The Future is Now: Democracy in Israel

Words of Greeting: Gesandte Mag. Martina Schubert, Vice-Director, Vienna School of International Studies and Drin Eleonore Lappin-Eppel, Chairperson of the Friends of the New Israel Fund Austria

Greeting and Moderation: Mitchell G. Ash, Professor Emeritus of Modern History, University of Vienna and President of the Center for Israel Studies Vienna

The panelists:

Natan Sznaider, Professor Emeritus of Sociology, Academic College of Tel Aviv-Yaffo, School of Politics and Society, currently Senior Fellow at the International Research Center for Cultural Studies, Vienna, author most recently of Fluchtpunkte der Erinnerung (2022)

Orly Noy, Chair of the Executive Board, B’tzelem, Jerusalem, activist and widely published author, most recently of „Do Israeli Protesters Really Want Democracy?“ (March 27, 2023)

Sagi Barmak, Director of the Adam Smith Center for Advanced Study in Philosophy, Politics and Economics, Hebrew University of Jerusalem, author of commentaries on contemporary Israeli politics, most recently: “Israeli Parliamentarism has Lost,” Makor Rishon (27 March 2023)

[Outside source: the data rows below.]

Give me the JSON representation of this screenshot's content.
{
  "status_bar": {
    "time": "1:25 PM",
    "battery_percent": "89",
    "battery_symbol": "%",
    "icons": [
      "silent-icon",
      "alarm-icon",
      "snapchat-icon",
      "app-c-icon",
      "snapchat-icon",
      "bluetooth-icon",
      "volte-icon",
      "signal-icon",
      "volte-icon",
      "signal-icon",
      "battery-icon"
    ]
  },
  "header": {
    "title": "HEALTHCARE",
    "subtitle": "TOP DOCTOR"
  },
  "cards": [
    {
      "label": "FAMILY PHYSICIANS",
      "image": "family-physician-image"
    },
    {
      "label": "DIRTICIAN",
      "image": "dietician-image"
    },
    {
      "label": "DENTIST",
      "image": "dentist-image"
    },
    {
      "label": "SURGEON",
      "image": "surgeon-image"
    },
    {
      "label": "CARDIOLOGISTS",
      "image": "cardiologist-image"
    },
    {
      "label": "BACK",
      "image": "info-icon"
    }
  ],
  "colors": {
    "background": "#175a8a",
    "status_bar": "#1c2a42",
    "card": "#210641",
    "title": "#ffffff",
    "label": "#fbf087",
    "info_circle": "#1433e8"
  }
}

Although Israel lacks a written constitution, its democracy is maintained through balanced institutions. The reform of the Judiciary proposed by the current coalition government aims to shift the balance in favor of the Parliament (the Knesset), which will be able to appoint judges to the Supreme Court and also to nullify its rulings by simple majority vote. This move and other proposals of the coalition have led to protests by hundreds of thousands of people who view it as a threat to minority rights and the rule of law, and thus to Israeli democracy itself.

The panel will address the social and political background of the crisis and the contested meaning of "democracy" in Israel. Do the protests signal the end of the political dominance of a secular Israel and the rise of a religious majority? What it is that the protesters are – and should be – defending? Are the protests a chance to clarify what democracy in Israel actually means?